Turning Point USA’s Candace Owens spoke to The Daily Signal’s Rob Bluey about why conservative policies are better for the African-American community. Owens appeared at the White House’s Generation Next forum for millennials Thursday. An edited transcript of her Daily Signal interview is below.
Rob Bluey: How did you become a conservative?
Candace Owens: I think for most people, watching Donald Trump run in 2016, something had to wake up inside of you. This is a man who was celebrated by the media. They could not get enough of Trump. You’re listening to rap and hip-hop music, they glorified him. Everyone wanted to end up at Mar-a-Lago. They said they were acting like Trump.
And then the second he won, he became a racist instantly. In that moment, I understood that racism was being used as a theme and a mechanism to control black Americans, and that the black community needed new leaders to sort of see them through that complete lie.
Bluey: You’ve made the case that Trump and his policies are better for the black community. Why is that?
Owens: Of course, our conservative policies are better for a black community. If you think of everything that we’ve gone through historically, it is because of Democratic policies that we are worse off today than we were 60 years ago.
For sure, no one would be foolish enough to say that America is a more racist country today than it was 60 years ago. So what happened? LBJ happened, the Great Society happened. Government dependency happened, welfare happened. All of this happened and came from the Democratic Party.
Bluey: When you’re talking to young people at Turning Point USA, what is your message to them?

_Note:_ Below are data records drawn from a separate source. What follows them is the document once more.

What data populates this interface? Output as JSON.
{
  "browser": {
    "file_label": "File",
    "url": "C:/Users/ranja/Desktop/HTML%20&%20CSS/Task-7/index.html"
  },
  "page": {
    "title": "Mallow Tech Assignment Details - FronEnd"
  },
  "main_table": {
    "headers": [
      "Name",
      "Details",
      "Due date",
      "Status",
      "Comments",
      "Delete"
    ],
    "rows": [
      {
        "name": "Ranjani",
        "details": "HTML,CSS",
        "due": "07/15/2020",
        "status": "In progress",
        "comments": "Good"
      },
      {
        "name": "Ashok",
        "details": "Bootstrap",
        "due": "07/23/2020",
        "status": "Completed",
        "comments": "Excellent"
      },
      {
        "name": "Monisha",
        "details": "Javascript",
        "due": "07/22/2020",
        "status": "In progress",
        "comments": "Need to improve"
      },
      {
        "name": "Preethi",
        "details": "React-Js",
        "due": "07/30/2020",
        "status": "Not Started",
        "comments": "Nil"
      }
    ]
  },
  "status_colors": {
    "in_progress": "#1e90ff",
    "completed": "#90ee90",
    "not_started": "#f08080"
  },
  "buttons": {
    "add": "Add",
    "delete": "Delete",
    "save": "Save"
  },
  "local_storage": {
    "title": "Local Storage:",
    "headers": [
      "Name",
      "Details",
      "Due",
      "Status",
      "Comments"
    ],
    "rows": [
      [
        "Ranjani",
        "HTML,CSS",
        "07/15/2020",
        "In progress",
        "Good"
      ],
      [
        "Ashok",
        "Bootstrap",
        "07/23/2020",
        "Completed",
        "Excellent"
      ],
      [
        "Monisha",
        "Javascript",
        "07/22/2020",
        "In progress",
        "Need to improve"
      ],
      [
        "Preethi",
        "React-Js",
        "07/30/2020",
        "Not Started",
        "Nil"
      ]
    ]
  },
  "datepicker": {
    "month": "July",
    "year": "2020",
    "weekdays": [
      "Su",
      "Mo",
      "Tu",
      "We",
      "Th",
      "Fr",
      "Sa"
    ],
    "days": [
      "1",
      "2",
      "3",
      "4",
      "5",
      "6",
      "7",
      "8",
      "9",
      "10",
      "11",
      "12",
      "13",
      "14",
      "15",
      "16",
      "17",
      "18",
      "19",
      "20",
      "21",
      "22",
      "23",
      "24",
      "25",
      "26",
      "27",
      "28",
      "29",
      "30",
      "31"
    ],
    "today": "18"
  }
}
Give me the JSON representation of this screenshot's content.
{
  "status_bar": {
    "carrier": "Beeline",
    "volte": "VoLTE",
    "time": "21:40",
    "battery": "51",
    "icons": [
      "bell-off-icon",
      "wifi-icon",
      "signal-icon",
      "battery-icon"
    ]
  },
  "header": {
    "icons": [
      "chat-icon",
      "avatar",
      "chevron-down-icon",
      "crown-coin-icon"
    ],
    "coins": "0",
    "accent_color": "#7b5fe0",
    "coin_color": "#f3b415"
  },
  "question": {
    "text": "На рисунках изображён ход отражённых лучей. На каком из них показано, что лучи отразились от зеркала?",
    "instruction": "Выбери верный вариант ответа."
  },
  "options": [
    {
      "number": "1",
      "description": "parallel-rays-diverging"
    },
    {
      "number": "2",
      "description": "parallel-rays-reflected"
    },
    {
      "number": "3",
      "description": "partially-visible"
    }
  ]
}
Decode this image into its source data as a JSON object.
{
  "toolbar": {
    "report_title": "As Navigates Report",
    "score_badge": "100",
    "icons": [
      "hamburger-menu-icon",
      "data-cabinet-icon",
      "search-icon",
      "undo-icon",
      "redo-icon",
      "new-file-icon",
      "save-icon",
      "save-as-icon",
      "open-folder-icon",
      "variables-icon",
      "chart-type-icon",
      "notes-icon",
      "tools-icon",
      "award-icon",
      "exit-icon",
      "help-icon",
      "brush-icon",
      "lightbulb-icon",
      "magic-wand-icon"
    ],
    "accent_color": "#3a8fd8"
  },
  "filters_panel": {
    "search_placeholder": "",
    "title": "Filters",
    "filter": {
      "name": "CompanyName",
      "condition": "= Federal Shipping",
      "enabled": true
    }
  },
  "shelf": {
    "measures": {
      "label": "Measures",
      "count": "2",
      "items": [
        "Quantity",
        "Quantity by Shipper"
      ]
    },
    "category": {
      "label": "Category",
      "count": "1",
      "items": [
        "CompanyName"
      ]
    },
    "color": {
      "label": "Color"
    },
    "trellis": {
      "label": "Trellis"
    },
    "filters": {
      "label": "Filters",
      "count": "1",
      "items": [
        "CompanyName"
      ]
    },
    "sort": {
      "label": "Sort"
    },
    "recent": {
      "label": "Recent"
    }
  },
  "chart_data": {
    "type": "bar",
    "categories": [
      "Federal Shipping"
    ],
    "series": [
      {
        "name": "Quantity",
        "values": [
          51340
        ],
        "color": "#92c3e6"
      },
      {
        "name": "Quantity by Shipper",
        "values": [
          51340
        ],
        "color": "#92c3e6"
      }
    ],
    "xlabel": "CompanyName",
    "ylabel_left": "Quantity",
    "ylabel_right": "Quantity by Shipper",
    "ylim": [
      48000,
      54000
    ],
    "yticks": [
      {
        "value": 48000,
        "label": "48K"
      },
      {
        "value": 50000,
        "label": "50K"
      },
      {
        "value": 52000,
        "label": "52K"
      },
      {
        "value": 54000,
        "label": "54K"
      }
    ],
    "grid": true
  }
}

Owens: My message to them is just that the time is now. President Trump represents the first opportunity for black Americans to get off of, what I refer to as, the ideological slave ship, to step outside of this line—this myth and this illusion—and to understand that we’ve had our power essentially stripped from us.
We continue to allow that by being afraid of racism, which is no longer an actual threat in this society for black Americans.
Bluey: You’re somebody who isn’t afraid to engage on Twitter or in the media. What gives you that courage to stand firm on these principles?
Owens: Honestly, I was born aggressive. I think I came out shouting orders at everyone.
I’ve been really strong-minded from the time I was a little girl, and I hate being told what to think. So propaganda just doesn’t really work on me. I’m not afraid. It takes fearlessness.
You can’t be afraid to be referred to as a “coon” or an “Uncle Tom,” which, by the way, Uncle Tom, for people that actually read the book, was the hero of the novel. That term does not work.
It’s going to take people with some courage to step up and say, “You can call me whatever you want, this movement is happening. You can get on board or you can watch it.”
Bluey: We’re approaching in the next couple of weeks the 50th anniversary of Martin Luther King Jr.’s assassination. How did MLK influence your life?
Owens: The most important thing to understand is that what he wanted was a society where people would not be judged by the color of their skin. Everything that the Democrats are advocating for is for us to only be judged by the color of our skin, by our sex, me as a black woman, they want me to constantly remember that.
You are black, you are a woman, and you cannot exist outside of that. So we need to understand that in many ways, we’ve gone backward from the themes that he was teaching when he gave his “I Have a Dream” speech.
His dream is being realized, but it’s not being realized by the Democratic Party right now.